Dodał, że tak się też działo. - Dyscyplinarnie, represyjnie karano tych prokuratorów, którzy podejmowali niezależne działania - mówił.
Podkreślał, że "rozdzielenie funkcji ministra sprawiedliwości i prokuratora generalnego jest ogromnie ważne, tak żeby na dłuższą metę, na dłuższy dystans prokuratura stała się naprawdę niezależna, żeby nie kojarzyła nam się z organem podporządkowanym rządowi" .
Wawrykiewicz ocenił, że "ogromnie ważne jest przyłączenie do Prokuratury Europejskiej". - To jest element, który tworzy też zupełnie inny obraz naszej prokuratury i włącza ją w tą europejską przestrzeń prawną - mówił.
Ministerstwo Sprawiedliwości przedstawiło założenia do noweli Prawa o prokuraturze, która przewiduje rozdzielenie funkcji ministra sprawiedliwości i prokuratora generalnego, którego na jedną 6-letnią kadencję będzie powoływał Sejm za zgodą Senatu.
Kwiatkowska o projekcie ustawy opierającej się na czterech filarach
Kwiatkowska powiedziała, że Stowarzyszenie Prokuratorów "Lex Super Omnia" przygotowało projekt nowej ustawy, która "opiera się na czterech filarach: niezależności, odpowiedzialności, transparentności i kontroli społecznej".
- Chcemy, aby przyszła prokuratura działała w imieniu społecznym i w interesie wszystkich obywateli z poszanowaniem praw i wolności człowieka. Chcemy rozdziału prokuratora generalnego i ministra sprawiedliwości, jak również tego, aby przyszła prokuratura spełniała nie tylko standardy demokratycznego państwa prawnego, ale również wartości unijne - wymieniała.
- Bardzo cieszymy się z tego, że pan minister sprawiedliwości Adam Bodnar złożył akces o przystąpieniu polskiej prokuratury do prokuratury europejskiej. Było to przez osiem lat marzenie niezależnych prokuratorów, natomiast w tej chwili to marzenie się spełnia - dodała.

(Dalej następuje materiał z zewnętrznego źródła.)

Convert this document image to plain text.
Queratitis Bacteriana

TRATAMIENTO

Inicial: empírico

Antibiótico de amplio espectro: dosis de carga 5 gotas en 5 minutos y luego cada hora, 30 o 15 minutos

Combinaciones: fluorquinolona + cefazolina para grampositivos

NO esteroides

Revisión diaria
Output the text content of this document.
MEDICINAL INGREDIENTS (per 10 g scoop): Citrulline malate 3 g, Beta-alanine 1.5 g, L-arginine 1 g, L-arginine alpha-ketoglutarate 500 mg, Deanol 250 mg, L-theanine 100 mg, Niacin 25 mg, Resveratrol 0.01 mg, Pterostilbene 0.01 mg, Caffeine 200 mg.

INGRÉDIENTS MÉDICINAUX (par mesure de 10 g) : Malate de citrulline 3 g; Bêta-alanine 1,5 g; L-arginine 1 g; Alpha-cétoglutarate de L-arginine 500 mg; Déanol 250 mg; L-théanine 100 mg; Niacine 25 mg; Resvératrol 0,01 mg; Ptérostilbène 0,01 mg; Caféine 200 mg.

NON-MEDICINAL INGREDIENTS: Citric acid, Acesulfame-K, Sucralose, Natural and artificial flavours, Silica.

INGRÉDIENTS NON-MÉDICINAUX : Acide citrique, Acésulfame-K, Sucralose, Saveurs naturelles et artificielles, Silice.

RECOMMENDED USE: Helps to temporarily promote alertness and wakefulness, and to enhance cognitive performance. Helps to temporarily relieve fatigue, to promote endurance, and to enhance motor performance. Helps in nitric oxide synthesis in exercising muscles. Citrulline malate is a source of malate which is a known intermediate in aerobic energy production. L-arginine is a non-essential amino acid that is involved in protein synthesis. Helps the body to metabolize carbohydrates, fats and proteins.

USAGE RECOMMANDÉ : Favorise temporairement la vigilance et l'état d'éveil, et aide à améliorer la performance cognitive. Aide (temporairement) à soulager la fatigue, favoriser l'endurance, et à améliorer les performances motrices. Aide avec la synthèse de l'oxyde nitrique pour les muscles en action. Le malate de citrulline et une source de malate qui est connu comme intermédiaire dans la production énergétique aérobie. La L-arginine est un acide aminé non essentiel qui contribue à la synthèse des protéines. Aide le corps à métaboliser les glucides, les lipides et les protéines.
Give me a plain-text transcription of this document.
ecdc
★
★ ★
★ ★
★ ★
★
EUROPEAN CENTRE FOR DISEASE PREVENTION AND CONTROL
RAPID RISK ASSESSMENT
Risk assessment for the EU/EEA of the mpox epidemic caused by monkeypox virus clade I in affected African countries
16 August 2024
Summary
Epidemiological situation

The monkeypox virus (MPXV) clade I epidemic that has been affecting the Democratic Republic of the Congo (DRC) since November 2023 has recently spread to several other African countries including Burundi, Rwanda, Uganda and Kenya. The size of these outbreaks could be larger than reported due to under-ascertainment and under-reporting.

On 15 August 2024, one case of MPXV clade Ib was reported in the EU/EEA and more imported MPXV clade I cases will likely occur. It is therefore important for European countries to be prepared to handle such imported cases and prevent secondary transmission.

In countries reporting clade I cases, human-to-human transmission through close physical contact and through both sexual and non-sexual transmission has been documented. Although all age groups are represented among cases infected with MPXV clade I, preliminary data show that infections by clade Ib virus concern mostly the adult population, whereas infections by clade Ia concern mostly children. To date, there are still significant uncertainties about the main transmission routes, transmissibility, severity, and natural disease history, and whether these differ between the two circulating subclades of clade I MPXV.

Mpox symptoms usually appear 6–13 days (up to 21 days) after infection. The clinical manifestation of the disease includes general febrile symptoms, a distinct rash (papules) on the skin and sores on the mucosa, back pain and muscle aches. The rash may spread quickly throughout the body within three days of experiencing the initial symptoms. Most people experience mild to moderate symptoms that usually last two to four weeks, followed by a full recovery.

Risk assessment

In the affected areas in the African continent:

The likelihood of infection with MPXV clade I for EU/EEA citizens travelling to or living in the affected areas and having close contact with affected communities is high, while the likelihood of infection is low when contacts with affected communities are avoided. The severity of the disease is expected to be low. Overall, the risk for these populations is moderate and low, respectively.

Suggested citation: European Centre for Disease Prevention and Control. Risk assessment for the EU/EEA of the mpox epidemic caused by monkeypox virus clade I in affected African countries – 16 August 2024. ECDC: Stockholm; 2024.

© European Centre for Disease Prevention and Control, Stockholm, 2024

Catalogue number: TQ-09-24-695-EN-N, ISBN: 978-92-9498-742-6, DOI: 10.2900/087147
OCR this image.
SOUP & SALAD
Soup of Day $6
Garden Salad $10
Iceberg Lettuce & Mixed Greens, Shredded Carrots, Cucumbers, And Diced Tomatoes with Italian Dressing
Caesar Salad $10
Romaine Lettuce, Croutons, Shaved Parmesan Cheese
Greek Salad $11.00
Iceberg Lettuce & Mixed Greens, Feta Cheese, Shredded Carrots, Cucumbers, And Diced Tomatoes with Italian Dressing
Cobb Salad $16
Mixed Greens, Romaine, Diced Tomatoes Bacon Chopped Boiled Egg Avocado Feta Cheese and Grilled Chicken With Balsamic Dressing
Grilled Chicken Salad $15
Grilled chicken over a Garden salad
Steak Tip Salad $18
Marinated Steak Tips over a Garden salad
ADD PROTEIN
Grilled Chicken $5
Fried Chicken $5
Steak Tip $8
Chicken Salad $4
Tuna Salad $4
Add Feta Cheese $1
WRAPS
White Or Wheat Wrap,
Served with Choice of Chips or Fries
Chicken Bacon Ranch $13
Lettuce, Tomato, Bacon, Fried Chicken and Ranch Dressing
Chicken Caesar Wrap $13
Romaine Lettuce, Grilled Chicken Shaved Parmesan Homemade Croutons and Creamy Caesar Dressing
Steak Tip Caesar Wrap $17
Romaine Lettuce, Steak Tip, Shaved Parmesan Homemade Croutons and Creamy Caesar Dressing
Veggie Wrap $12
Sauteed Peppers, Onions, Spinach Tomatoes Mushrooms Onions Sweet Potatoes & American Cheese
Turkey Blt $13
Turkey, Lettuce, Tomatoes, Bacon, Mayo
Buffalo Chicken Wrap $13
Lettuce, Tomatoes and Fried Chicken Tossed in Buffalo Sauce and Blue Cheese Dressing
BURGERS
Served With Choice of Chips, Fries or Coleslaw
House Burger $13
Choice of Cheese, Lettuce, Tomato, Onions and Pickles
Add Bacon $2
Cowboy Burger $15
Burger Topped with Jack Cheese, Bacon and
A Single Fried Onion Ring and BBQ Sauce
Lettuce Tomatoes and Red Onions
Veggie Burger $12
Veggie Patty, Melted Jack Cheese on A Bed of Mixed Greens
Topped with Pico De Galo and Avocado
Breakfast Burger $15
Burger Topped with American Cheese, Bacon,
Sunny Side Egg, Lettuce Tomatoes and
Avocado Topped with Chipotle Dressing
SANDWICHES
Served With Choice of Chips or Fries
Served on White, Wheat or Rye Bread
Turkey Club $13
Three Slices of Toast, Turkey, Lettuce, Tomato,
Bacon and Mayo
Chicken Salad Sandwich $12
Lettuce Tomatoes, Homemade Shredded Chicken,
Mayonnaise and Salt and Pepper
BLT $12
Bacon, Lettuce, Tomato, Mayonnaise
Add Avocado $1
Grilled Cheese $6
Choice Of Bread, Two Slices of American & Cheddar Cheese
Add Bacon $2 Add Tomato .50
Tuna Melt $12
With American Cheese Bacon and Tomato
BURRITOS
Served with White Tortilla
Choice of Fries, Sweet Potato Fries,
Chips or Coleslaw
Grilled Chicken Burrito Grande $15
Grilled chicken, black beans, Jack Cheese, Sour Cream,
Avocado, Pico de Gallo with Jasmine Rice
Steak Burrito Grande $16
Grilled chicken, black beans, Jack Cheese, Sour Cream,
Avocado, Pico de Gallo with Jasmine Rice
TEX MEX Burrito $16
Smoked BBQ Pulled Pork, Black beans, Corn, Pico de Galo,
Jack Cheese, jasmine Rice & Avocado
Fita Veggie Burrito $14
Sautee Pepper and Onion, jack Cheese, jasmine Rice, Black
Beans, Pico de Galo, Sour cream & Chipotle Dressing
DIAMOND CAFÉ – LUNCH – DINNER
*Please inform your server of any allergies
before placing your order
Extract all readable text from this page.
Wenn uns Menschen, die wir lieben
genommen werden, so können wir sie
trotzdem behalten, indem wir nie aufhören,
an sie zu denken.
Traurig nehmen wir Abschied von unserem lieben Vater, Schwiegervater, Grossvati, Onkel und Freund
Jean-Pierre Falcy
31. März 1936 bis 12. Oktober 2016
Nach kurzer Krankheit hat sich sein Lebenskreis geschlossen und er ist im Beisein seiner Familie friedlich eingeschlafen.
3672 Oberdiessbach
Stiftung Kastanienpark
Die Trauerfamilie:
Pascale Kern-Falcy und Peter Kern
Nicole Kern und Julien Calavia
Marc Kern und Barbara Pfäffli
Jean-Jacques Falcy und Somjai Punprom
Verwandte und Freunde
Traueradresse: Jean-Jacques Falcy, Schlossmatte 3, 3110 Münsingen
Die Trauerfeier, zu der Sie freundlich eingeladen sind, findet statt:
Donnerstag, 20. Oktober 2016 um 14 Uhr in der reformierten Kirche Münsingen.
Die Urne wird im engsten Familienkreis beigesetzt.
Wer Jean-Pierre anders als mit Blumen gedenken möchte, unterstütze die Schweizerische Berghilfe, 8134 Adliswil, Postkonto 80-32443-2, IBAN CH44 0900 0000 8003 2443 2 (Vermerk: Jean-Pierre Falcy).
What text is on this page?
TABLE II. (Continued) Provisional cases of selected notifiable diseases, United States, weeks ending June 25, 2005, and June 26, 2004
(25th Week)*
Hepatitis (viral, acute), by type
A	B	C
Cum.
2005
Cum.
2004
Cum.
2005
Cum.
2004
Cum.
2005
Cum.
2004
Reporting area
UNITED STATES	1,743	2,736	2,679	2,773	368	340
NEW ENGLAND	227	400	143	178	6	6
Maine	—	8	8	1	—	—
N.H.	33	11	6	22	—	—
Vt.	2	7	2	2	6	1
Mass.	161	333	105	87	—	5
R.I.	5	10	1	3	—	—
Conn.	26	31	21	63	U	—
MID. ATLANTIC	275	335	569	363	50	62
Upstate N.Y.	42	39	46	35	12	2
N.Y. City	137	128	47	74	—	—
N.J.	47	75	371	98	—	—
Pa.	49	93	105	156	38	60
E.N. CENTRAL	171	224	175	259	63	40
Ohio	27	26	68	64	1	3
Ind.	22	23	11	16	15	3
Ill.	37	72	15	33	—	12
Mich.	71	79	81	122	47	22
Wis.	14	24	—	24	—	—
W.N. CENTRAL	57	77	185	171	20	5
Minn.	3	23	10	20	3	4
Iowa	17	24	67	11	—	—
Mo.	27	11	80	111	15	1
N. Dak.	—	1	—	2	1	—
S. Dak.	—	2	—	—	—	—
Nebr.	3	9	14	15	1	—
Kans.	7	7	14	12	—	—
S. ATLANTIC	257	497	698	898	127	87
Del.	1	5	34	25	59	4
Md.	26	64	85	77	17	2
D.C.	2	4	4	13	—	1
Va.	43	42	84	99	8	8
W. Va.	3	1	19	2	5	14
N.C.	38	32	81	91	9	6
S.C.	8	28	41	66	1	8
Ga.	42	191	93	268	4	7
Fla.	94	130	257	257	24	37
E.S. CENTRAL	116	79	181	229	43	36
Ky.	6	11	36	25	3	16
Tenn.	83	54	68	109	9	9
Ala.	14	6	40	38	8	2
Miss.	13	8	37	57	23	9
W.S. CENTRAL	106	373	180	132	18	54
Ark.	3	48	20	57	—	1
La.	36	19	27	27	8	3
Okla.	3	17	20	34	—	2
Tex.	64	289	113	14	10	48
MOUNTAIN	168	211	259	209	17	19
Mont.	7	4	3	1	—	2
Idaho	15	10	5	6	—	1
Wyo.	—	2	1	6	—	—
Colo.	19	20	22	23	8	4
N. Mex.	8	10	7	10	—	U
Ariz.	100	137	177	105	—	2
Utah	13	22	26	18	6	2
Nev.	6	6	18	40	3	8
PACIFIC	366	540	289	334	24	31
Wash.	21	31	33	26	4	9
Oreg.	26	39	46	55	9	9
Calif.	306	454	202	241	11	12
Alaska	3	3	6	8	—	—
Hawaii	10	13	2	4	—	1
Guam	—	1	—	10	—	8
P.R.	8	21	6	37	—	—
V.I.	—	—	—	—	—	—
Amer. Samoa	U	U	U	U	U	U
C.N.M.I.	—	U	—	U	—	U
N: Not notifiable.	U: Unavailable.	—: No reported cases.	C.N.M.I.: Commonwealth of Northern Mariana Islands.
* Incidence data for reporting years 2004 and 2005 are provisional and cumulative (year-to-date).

Wawrykiewicz: Bodnar wykorzystał instrument, który daje mu ustawa zmieniona za czasów PiS-u
Wawrykiewicz odniósł się do kwestii wyznaczenia przez ministra sprawiedliwości Adama Bodnara na stanowiska sędziowskich rzeczników dyscyplinarnych - tak zwanych rzeczników "ad hoc": sędziego Grzegorza Kasickiego oraz sędziego Włodzimierza Brazewicza.
Powiedział, że Bodnar "wykorzystał instrument, który daje mu ustawa zmieniona za czasów PiS-u, czyli ci specjalni rzecznicy dyscyplinarni ad hoc, powoływani przez ministra sprawiedliwości, którzy mogą przejąć sprawy dyscyplinarne prowadzone przez tych rzeczników dyscyplinarnych, jak (Piotr) Schab, (Michał) Lasota i (Przemysław) Radzik.
Wawrykiewicz mówił, że "chodzi o skuteczność działania, to o faktyczne zdezaktywowanie ustawy kagańcowej, tak abyśmy mogli spełnić kamień milowy, który otwiera nam wypłaty transz Funduszu Odbudowy". Jak zaznaczył, "żeby wyłączyć ustawę kagańcową z systemu, trzeba by zmienić ustawę, a wiemy, że Andrzej Duda na pewno nie będzie temu sprzyjał".
- Wykorzystanie tych instrumentów, które ma teraz minister sprawiedliwości w dobrym celu, jest jak najbardziej słusznym rozwiązaniem i mam nadzieję, że to bardzo pomoże w zamknięciu tych bezsensownych postępowań represyjnych wobec polskich sędziów - powiedział.